Are Americans safer now than they were at the time of the Sept. 11, 2001, terror attacks? “It depends,” the Chicago Tribune concludes
Better security at airports and aboard planes, tighter border controls and sharper terrorism and immigration laws have raised sme obstacles for terrorists. The federal Homeland Security Department has brought needed coherence to the defense against terrorism and preparation for a post-attack response.
Many vulnerabilities remain. The Tribune finds that the extent of cuts in police and fire services varies from state to state. Local government cuts affect at least 24 states, and the financial strains are severe, says the National League of Cities. State disbursements to cities were cut this year by $2.3 billion, or 9.2 percent–the first cut in aid to cities in more than a decade.
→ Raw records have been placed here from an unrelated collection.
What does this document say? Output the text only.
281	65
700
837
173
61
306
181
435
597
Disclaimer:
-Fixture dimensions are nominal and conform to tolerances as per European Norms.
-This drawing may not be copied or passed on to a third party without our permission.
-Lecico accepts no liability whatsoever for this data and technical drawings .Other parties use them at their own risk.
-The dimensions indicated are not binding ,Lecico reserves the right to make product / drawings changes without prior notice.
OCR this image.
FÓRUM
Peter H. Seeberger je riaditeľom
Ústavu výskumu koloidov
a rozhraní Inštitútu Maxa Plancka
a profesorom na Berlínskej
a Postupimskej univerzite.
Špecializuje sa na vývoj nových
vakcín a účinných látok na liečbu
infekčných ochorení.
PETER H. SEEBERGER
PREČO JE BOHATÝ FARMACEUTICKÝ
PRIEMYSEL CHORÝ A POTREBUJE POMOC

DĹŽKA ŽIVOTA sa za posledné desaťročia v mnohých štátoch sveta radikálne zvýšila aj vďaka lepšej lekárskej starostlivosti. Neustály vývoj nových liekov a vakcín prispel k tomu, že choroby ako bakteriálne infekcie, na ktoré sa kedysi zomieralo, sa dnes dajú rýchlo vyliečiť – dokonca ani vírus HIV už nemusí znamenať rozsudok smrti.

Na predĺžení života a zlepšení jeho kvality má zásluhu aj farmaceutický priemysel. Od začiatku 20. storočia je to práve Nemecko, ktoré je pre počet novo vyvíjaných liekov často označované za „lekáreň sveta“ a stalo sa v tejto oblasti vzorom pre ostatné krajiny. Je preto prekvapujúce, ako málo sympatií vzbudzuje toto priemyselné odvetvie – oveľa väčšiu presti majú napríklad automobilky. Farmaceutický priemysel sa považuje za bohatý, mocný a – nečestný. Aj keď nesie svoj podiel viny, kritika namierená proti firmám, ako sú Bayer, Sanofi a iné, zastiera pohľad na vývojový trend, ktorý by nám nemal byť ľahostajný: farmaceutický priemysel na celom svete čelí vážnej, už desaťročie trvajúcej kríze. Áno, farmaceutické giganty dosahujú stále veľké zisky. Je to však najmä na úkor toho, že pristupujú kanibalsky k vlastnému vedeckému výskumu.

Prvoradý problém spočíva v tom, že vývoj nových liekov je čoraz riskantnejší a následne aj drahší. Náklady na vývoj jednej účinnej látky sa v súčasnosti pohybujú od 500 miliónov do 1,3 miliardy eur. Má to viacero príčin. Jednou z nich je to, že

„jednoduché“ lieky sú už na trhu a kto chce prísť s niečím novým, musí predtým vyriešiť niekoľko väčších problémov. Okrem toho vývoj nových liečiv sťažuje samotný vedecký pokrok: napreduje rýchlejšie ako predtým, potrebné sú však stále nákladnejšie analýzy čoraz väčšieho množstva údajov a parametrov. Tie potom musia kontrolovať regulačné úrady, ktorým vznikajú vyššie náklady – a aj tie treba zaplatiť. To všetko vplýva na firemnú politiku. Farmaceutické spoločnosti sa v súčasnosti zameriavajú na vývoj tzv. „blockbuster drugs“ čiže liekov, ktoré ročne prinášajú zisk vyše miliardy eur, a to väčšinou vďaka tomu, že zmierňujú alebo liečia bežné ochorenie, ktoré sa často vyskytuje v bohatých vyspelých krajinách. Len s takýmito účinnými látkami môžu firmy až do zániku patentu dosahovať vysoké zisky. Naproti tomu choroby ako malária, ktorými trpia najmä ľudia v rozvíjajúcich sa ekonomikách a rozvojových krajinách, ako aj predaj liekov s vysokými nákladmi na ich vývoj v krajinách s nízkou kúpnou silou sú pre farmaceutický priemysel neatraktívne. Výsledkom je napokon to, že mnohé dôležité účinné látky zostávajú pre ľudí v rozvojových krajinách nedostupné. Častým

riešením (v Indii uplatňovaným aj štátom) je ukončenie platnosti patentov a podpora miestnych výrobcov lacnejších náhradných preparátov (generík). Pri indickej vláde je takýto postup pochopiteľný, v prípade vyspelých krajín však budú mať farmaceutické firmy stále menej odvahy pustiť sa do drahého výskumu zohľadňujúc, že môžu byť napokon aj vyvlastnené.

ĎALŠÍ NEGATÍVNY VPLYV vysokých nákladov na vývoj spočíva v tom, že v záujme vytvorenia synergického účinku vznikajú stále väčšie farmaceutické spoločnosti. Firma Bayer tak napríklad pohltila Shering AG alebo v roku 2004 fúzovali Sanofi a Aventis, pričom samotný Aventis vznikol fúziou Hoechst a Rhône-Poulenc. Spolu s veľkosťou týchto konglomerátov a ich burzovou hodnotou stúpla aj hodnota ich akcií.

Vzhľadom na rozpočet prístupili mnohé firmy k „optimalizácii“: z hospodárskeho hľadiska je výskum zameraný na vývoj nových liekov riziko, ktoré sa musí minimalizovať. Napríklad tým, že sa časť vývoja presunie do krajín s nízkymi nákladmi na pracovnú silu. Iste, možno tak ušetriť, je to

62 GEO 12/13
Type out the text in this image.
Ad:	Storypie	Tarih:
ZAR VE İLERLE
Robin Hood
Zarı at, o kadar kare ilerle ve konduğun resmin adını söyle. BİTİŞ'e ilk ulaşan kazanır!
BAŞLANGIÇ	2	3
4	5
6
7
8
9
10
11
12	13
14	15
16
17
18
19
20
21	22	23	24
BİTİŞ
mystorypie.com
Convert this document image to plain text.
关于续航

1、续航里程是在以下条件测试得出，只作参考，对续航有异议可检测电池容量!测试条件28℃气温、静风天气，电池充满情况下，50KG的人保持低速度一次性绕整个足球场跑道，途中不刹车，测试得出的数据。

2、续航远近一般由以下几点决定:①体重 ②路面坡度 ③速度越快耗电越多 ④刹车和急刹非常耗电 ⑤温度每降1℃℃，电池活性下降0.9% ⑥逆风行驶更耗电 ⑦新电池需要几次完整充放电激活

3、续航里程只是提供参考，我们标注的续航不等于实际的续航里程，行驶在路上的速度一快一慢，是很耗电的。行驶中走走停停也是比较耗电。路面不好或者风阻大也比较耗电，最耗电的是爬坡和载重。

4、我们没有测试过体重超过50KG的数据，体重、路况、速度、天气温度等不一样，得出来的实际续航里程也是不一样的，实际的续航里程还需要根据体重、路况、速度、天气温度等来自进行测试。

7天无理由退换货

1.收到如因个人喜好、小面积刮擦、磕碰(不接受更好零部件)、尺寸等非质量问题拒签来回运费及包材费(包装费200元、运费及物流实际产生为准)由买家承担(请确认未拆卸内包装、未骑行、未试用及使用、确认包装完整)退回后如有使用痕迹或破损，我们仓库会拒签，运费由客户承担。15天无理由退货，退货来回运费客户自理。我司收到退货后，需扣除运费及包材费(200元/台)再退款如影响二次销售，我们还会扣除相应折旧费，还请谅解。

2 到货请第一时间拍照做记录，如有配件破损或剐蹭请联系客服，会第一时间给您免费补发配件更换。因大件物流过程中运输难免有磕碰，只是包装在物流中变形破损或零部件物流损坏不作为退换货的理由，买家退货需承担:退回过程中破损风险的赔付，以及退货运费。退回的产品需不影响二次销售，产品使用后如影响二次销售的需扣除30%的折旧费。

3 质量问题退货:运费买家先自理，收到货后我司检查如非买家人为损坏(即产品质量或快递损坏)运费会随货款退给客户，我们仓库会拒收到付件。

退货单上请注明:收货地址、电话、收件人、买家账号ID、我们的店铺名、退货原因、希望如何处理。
Among cutbacks enumerated by the Tribune: Six fire stations have been shuttered in New York City. Firefighters have been laid off in Minneapolis. Metal detectors at the Missouri Capitol building in Jefferson City have been removed. Other sheriff’s offices in Ohio are struggling from the effects of layoffs. In nearby Monroe County, the sheriff resigned after nearly one-third of his deputies were laid off. The acting sheriff, Deputy Tim Price, said his office will run out of money Oct. 1. Price said he doesn’t know what’s going to happen.
States are taking “dollars that normally go to counties, forcing us to either raise taxes or cut services,” said Karen Miller of Boone County, Mo., president of the National Association of Counties. “I find it very frustrating that after 9/11, many states don’t have better emergency plans than they had before 9/11. From my perspective, nothing has changed.”